Question

this question has two parts. first, answer part a. then, answer part b. part a on a separate sheet of paper, graph (f(x)=2x^{3}-3x^{2}+2). then, estimate the x - coordinates at which each zero and relative extrema occur. zero between (x=) and (x = 0) relative maximum at (x=) relative minimum at (x=)

Explanation:

Step1: Find the derivative

The derivative of $f(x)=2x^{3}-3x^{2}+2$ using the power - rule $(x^n)' = nx^{n - 1}$ is $f'(x)=6x^{2}-6x=6x(x - 1)$.

Step2: Find the critical points

Set $f'(x)=0$. So, $6x(x - 1)=0$. Solving this equation gives $x = 0$ and $x = 1$ as the critical points.

Step3: Analyze the sign of the derivative

We consider the intervals $(-\infty,0)$, $(0,1)$ and $(1,\infty)$.
For $x\in(-\infty,0)$, let $x=-1$, then $f'(-1)=6\times(-1)\times(-2)=12>0$, so $f(x)$ is increasing on $(-\infty,0)$.
For $x\in(0,1)$, let $x=\frac{1}{2}$, then $f'(\frac{1}{2})=6\times\frac{1}{2}\times(-\frac{1}{2})=-\frac{3}{2}<0$, so $f(x)$ is decreasing on $(0,1)$.
For $x\in(1,\infty)$, let $x = 2$, then $f'(2)=6\times2\times1 = 12>0$, so $f(x)$ is increasing on $(1,\infty)$.
So, $f(x)$ has a relative maximum at $x = 0$ and a relative minimum at $x = 1$.

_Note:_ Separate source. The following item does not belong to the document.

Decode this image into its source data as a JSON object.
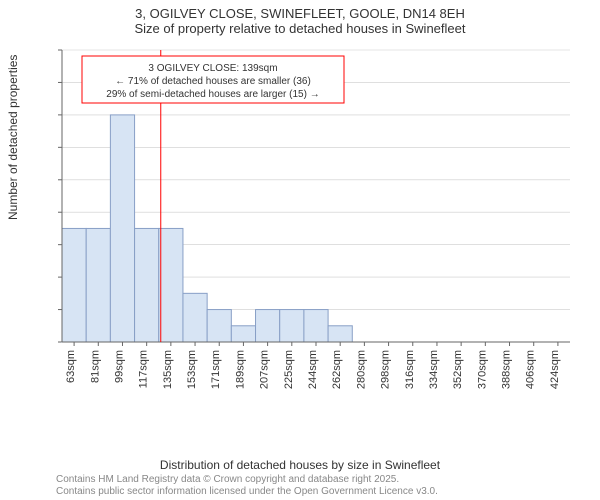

Step4: Analyze the zero - points

$f(-1)=2\times(-1)^{3}-3\times(-1)^{2}+2=-2 - 3+2=-3<0$ and $f(0)=2>0$. By the Intermediate Value Theorem, there is a zero between $x=-1$ and $x = 0$.

Answer:

zero between $x=-1$ and $x = 0$
relative maximum at $x = 0$
relative minimum at $x = 1$